Republicans now have a slight medium-term advantage for three reasons. I suspect that Democratic appropriators don’t feel as strongly about wanting to raise taxes as Congressional Republicans feel about not wanting to raise taxes. When they are eventually forced to choose, I’ll bet that enough Democrats (specifically, the appropriators) will accept entitlement spending cuts to fully offset higher discretionary spending, without any tax increases.

In addition, current law defaults to a position Republicans are more willing to accept than Democrats. Senators Cruz and Lee learned that he who favors current law has a significant tactical advantage in a shutdown fight. President Obama’s sequester in current law means the same is true on spending, but this time it favors fiscal conservatives.

Finally, when the public debate was “government shutdown vs. defunding ObamaCare,” Democrats had a communications advantage. Now the debate is shifting to “whether to bust the 2011 bipartisan budget deal by increasing spending and taxes.” That is right in the wheelhouse of today’s Republican party.

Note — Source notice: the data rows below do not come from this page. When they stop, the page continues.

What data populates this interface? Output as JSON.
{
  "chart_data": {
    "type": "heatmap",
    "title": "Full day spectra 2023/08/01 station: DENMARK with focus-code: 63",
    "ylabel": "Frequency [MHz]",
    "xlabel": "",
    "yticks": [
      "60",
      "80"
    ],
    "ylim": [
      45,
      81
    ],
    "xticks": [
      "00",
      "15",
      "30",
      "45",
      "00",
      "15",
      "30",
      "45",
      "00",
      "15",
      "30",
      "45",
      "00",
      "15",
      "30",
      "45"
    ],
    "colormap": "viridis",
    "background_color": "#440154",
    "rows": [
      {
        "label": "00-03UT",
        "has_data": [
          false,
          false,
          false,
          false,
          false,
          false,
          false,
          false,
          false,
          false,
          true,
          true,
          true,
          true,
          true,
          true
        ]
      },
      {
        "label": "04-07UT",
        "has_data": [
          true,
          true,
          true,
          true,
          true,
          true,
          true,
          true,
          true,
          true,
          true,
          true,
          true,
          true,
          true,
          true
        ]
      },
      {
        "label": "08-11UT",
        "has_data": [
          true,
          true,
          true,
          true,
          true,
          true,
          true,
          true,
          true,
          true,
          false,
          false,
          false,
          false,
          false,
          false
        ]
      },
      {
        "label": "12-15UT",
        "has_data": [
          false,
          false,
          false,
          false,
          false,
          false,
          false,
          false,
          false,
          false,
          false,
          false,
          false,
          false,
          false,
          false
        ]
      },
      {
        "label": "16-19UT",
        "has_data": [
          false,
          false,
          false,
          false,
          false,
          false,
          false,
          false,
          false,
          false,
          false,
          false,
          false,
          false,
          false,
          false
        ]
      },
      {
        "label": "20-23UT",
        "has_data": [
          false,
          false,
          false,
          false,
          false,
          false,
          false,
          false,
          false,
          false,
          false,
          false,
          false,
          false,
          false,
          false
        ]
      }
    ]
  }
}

By insisting on tax increases to offset higher discretionary spending, Leader Reid and President Obama are doing what neither Boehner nor McConnell has been able to do for several weeks: unite Congressional Republicans. And Republicans have a strong counter: we will agree to higher discretionary spending as long as it’s offset only by entitlement spending cuts proposed by the President. I appreciate that many Democrats think it’s outrageous not to also raise taxes (and they’re nuts for thinking that), but that’s not the point. The key is that while most House and Senate Republicans felt forced into a shutdown over “defunding ObamaCare,” I’d bet that most of them will reject any Reid proposal to unravel the only bipartisan fiscal success of the past five years or to increase spending funded by higher taxes, even if such a rejection means that the government shutdown continues.

If Leader Reid and the President continue to insist on more spending and higher taxes, and especially if they want to try to enact it now, I think it backfires on them. They will reunite Congressional Republicans and give Republicans a much stronger rhetorical perch than they have had so far. Unfortunately, they would also continue the current stalemate.